It used to be that countries only had to defend their borders against attacks by land, by sea or by air.
Today, there’s a fourth way in which nations and its citizens can be attacked: via cyberspace.
As has been demonstrated in a number of high-profile incursions launched through the internet, such attacks can be difficult to defend against. And they seem to be proliferating. The RCMP says that in 2016, the agency received 24,000 reports of cybercrimes, representing a 58 per cent increase over the previous two years.
On a larger scale, there are increasing fears about the potential for foreign states or terrorist organizations to target a country’s electricity grids, banking services, hospitals and even election systems.
Canada’s federal government is taking the threat seriously by putting more than $500 million in new funding over the next five years toward a newly released cybersecurity strategy. The plan includes an assortment of initiatives aimed at providing better online protection for Canadian governments, businesses and citizens. It’s an update of a plan originally put forward by the Harper government in 2010 and comes from almost two years of consultations with experts from industry, academia and other areas.
Federal Public Safety Minister Ralph Goodale, in announcing the strategy Tuesday, said it focuses on doing three things — detecting cybercrime, deterring it and then prosecuting the perpetrators.
The strategy brings Canada’s various cybersecurity efforts in different federal departments together under one umbrella, the new Canadian Centre for Cyber Security. Scheduled to open in the fall, it will be located at the Communications Security Establishment.
One of the aims of the plan is to help the private sector, particularly small businesses, in better protecting themselves against cyber attacks.
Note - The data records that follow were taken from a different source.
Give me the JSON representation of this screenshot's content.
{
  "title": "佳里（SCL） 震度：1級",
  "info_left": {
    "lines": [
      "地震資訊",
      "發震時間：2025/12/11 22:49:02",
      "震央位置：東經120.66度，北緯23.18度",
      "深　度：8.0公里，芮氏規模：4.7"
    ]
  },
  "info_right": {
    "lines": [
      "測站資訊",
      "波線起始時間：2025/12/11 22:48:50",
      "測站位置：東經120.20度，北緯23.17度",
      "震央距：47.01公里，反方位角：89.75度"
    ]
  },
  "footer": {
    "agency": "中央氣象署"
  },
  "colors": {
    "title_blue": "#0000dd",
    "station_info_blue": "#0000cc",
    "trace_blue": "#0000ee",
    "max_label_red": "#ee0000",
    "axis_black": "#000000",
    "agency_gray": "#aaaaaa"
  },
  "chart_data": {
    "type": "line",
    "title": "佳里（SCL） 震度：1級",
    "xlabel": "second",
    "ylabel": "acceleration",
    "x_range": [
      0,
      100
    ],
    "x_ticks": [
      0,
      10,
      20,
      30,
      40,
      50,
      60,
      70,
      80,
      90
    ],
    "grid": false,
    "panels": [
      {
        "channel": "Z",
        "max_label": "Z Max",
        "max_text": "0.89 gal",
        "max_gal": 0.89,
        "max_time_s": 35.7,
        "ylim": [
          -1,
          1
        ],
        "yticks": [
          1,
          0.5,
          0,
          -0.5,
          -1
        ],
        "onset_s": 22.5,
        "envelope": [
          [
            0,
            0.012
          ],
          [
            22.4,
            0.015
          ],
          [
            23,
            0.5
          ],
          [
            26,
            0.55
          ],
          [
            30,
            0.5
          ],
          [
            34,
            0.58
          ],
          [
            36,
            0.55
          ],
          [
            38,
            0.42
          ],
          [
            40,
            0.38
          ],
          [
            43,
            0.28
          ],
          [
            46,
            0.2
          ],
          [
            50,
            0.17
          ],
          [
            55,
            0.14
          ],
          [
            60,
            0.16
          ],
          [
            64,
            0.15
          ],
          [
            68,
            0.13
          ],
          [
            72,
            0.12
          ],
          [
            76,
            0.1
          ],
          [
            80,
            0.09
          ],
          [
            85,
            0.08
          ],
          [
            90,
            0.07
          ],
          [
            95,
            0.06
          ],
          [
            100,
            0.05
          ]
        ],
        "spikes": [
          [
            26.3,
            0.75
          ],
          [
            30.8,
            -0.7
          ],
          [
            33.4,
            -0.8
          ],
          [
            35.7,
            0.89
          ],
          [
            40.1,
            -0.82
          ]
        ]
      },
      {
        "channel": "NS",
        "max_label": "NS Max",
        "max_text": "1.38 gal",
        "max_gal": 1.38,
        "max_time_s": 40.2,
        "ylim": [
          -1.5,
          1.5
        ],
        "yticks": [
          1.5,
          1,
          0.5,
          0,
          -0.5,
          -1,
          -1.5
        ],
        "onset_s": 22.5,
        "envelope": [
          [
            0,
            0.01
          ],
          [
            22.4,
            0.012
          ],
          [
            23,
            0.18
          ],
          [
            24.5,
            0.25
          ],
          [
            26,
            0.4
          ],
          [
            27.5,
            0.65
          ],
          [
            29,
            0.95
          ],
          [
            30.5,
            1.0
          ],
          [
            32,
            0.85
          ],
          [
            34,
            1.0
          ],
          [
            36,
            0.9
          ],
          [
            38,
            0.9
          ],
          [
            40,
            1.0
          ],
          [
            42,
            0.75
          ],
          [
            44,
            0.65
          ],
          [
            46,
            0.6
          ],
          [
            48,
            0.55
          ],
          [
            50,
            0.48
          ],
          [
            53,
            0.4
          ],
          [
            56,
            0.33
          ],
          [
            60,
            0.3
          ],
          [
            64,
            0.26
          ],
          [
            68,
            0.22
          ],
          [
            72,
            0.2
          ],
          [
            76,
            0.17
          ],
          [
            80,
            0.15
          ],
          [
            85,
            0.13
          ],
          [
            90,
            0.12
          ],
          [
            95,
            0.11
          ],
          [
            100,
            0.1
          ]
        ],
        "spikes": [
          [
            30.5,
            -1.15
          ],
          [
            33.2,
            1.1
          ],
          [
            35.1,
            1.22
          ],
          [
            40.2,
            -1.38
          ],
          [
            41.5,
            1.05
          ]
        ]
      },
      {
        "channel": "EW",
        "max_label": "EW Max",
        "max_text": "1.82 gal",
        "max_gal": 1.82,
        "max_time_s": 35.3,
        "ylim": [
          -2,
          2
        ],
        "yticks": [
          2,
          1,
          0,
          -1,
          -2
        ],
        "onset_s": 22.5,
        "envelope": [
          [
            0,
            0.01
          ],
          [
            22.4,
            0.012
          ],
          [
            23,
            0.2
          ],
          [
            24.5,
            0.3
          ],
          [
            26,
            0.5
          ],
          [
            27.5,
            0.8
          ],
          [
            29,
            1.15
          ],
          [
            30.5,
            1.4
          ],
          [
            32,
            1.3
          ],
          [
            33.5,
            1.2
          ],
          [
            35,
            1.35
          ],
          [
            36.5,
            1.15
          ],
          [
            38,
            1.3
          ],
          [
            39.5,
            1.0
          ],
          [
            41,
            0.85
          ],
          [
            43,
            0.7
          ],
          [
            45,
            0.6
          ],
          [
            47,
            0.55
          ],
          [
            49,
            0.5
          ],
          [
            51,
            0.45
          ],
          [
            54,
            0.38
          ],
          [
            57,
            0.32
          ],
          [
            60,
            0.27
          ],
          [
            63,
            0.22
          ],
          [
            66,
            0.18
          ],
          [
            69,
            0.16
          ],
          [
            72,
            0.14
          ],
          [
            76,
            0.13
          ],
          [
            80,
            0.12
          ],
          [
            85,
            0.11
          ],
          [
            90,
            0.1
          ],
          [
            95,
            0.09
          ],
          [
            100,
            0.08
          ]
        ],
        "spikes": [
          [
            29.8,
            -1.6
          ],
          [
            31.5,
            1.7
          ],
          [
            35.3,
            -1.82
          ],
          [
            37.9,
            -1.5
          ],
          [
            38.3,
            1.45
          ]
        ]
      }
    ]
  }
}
Officials indicate that small businesses were the victims of 71 per cent of all data breaches which occurred.
“They comprise a huge chunk of the Canadian economy,” Goodale said in a Canadian Press story. “And they are as interconnected as the rest of us to their suppliers upstream and to their customers downstream, so if they have a cyber problem, that whole network could be infected.”
The government admits Canada, like many other countries, has a shortage of “cyber-warriors” with the skills to tackle the problem. “A shortage of cybersecurity talent makes it difficult for organizations — including the federal government — to attract and retain the people they need to improve their cybersecurity or to disrupt cyberthreats,” says the new strategy.
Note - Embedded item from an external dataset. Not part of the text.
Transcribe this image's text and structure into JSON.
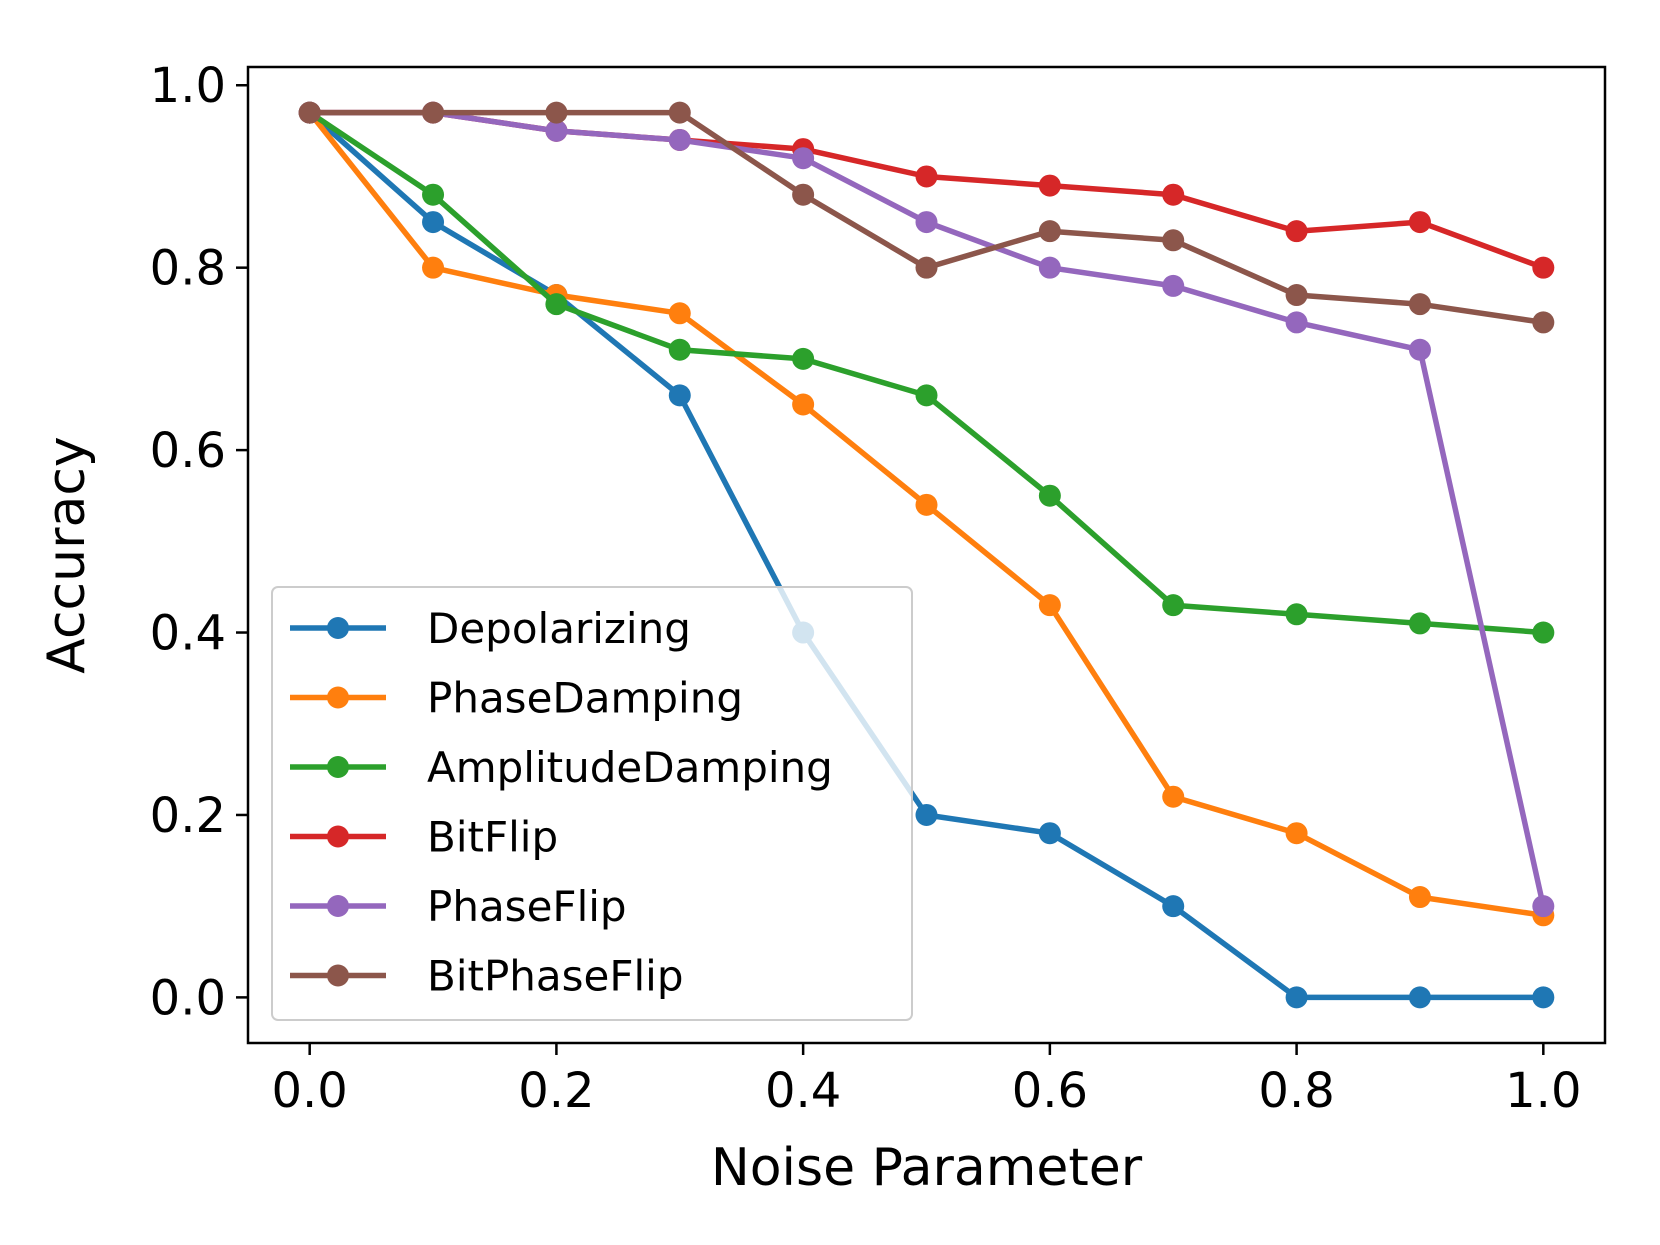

While Goodale said the shortage is “a huge challenge,” he noted it also represents a huge opportunity. Canada’s cybersecurity industry already involves some 11,000 jobs and creates $1.6 billion in economic activity, and the government expects those numbers to grow.
However, a weakness in the government’s strategy is that is lacks a specific focus on skills training or funding to help grow the cybersecurity industry.
“It’s disappointing to see a lack of commitment to build Canada’s cyber sector,” Benjamin Bergen, executive director of the Council of Canadian Innovators, said in the Canadian Press story. “Cyber is the fastest-growing ICT sector in the world and domestic innovators present an opportunity for our government to grow our economy and deploy world-class technology solutions for protecting Canada’s digital borders.”
On the surface, the new strategy looks like a welcome addition, since there’s no question Canada needs to stay on top of the issue of protecting the country’s computer systems from cyber attacks. But the strategy will only work if sufficient resources are put toward the problem.
Cyber breaches are costly to all Canadians. Upgrading the country’s protection against invasions from cyberspace seems like a wise investment.